Debt settlement also has tax implications. The IRS requires that you include the total amount of debt canceled as income on your tax return. This means that you may have to pay tax on the amount saved.

Debt settlement fraud

Debt settlement companies are tightly regulated, but not everyone abides by the rules. Debt settlement fraud is far more common than you might think. The Federal Trade Commission (FTC) warns of some warnings to look out for, including:

  • Promise to pay off your debt for a percentage of your debt
  • Collect fees before your debts are paid
  • Failure to disclose the risks associated with debt settlement
  • Ask to stop making payments to creditors without explaining the consequences
  • Claim to prevent calls and lawsuits from debt collection agencies
  • Advertise a “new government program” to cancel debt

If a company uses any of the tactics listed above, you should cut communications and report them to the FTC using this link.

How to choose a debt settlement company

There are ways to check the legitimacy of a debt collection agency. The FTC recommends checking with your state’s attorney general and consumer protection agency. These agencies can tell you if a company has any complaints and if it is properly licensed according to local regulations.
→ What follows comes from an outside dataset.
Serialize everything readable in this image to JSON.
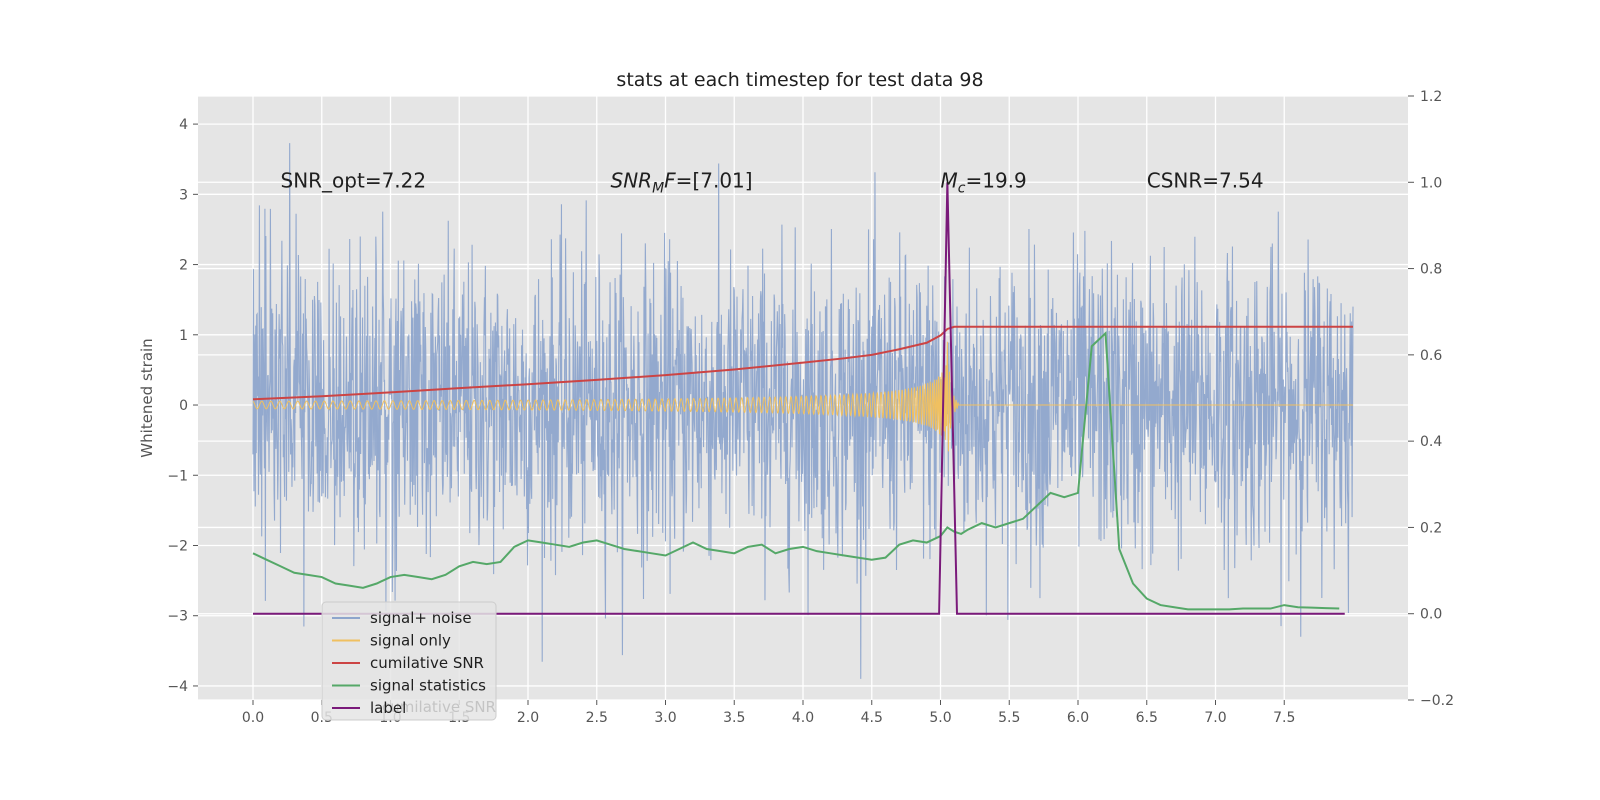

Fox has additional recommendations to ensure you are working with a reputable company. “Ask questions and expect answers,” says Fox. “The people at the debt settlement firm should be able – and available – to answer any questions you may have about debt settlement, your accounts, and their fees. If one company seems to have vague answers, look for another company. “

Fox also warns of so-called online reviews, which are actually paid advertising. When looking at review pages, check the fine print on the page for keywords like “sponsored content” or “ad” that indicate the review may not be legitimate.

To put this to the test, we searched the internet for the debt collection company CreditAssociates. The first result was a 4.5-star rating, which while initially seemed legitimate, contained a disclaimer that the review was sponsored by the company. It wasn’t until the second result that we found a link to the Better Business Bureau website, where we found the company had a B + rating and an average customer rating of 2 stars.

Our advice: Stick to reputable review sources like BBB for unbiased information on debt settlement companies.

Alternatives to the debt settlement plan

While paying off debts is a viable option for those months behind on their payments, it is not the only one. In some cases, credit counseling may be enough to get you back on track. Loan counseling services are offered free of charge by many financial education nonprofits and include personal mentoring with a qualified advisor. Before proceeding with any debt settlement process, it is a good idea to speak with a credit advisor to make sure that you have exhausted all of your other options.

Some people may also find that filing for bankruptcy is a better option depending on their financial situation. However, you must meet certain requirements in order to file for bankruptcy, such as a maximum monthly income. Bankruptcies also stay on your credit report for seven to ten years, depending on the type. This option can be discussed with a credit advisor to see if it is the right solution for you.